Tuesday, March 17, 2009

Birthdays (part 2)

Growing up Disabled.

To continue with last week's post, at the tender age of six I was unexpectedly thrust into a totally alien world. Yes, I started first grade.

Now, school is a traumatic event for any child. New environment, new rules, surrounded by strangers, and no loving parent there to act as a buffer between us and the cold hard reality of life. I wasn't just disturbed... I was terrified. I was not alone, however. I was in the company, sad as it was, of twenty-odd other children who did share at least two things in common with me. We were all disabled, and we were all terrified. I think I may have thrown up on somebody. My belated apologies if it was you and you happen to be reading this.

Mainstreaming had not yet come of age, as it were. This was all still new, remember? A social experiment. So instead of thrusting us into classes filled with "normals" we were grouped into two classrooms, divided by "grade" -- a relative decision based not on our ages, but on our scholastic aptitudes -- and then the noble experiment began.

At first it was fairly easy going. We drew a lot. We painted a lot. We played with clay. They tried to teach our disabled limbs to make the fine controlled movements involved with learning to write. We also learned to read. Some of us needed speech therapy. All of us needed physical therapy.
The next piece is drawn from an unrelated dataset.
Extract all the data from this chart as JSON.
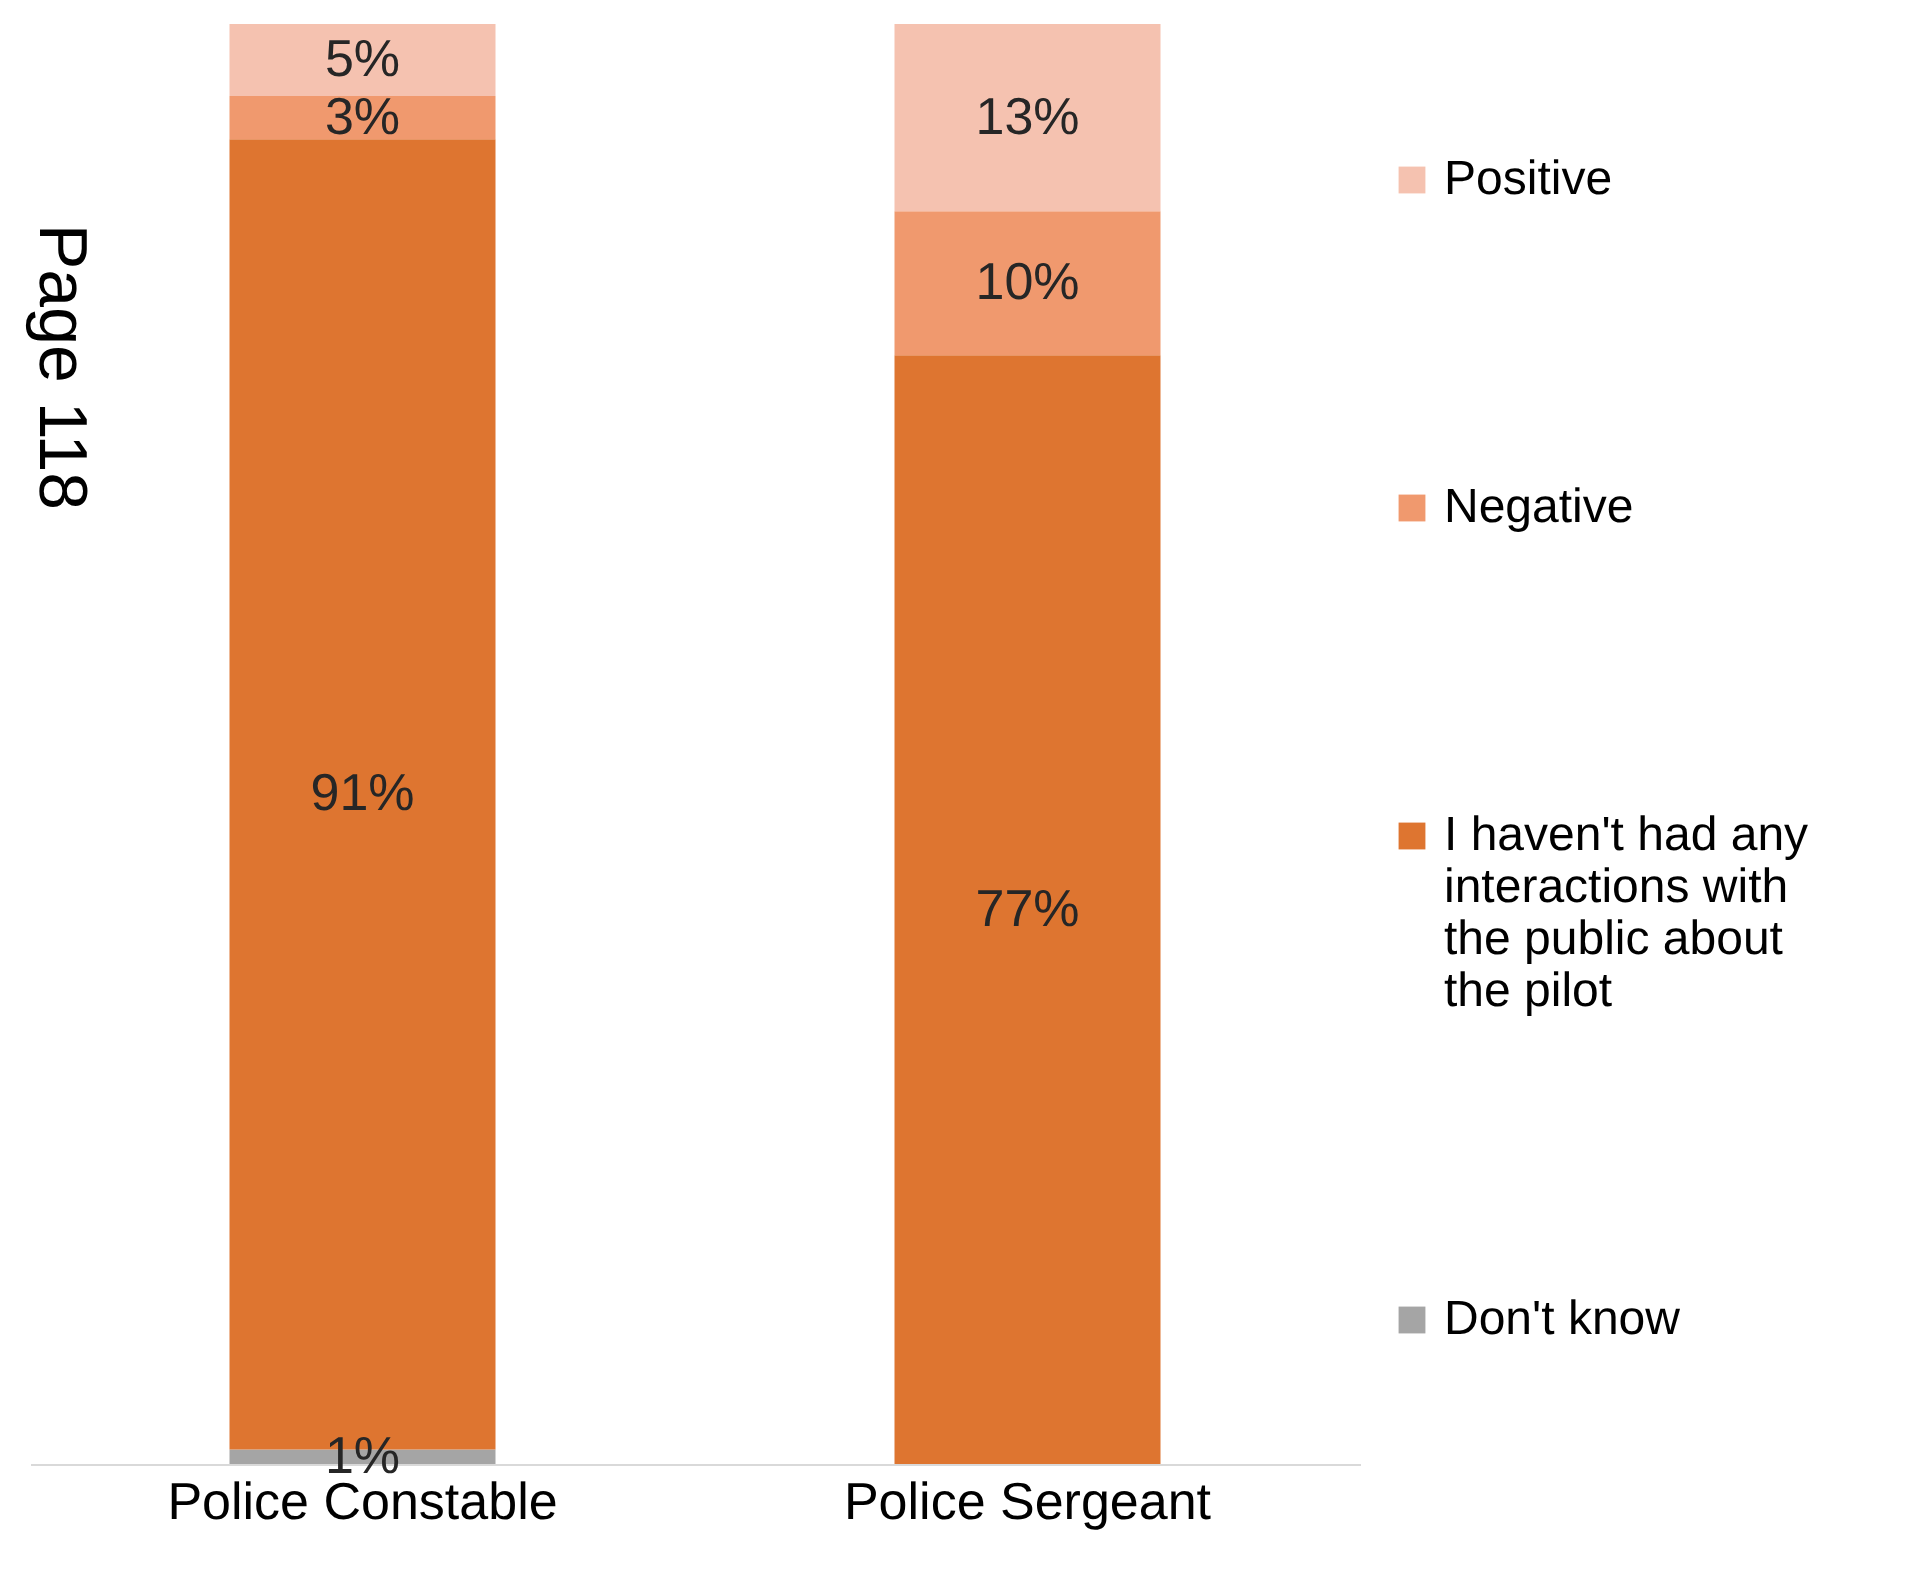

Against the odds, we made slow but somewhat steady progress.

Still, there was no blending between us and those children who ran by us in the playground, stopping only occasionally to stare, and perhaps wonder. Patience, the social scientists were no doubt advising. We need more data.

At about age ten the psychological testing began. One by one we were herded off to private rooms where we spent an hour a day in the company of a woman who smiled a lot, and asked us seemingly pointless questions while we were kept occupied with toys. As an adult, I've seen this process from both sides of the table, and I can't help but wonder if my answers to those questions were the "right" ones. Knowing me, I'm sure I amused her. I was a very imaginative child.

The rest you can imagine. After sixth grade some of us "graduated" and some of us didn't. I was one of the lucky ones I suppose... I ended up in seventh grade, in a new school, filled with kids my own age who had probably never seen a handicapped child in their entire lives. I'll also leave you to imagine what those kids did in the absence of the complementary social engineering that would have come with proper "mainstreaming." Let's just say that I (and they) were totally unprepared for it, and leave it at that.

Of course, times have changed now, at least superficially, and for that I'm glad. We don't hide our disabled children away anymore. They go to school right along with their able-bodied counterparts. There are kids in wheelchairs on television now. Popular kids. Good role models for all of us.

It's been a long road, and we're getting there, but we're not all the way home yet. As I said in the first part of this series, my life hasn't always been fair, but it's been educational. I know that everything I went through as a child was worth it, and for that, I'm very glad indeed.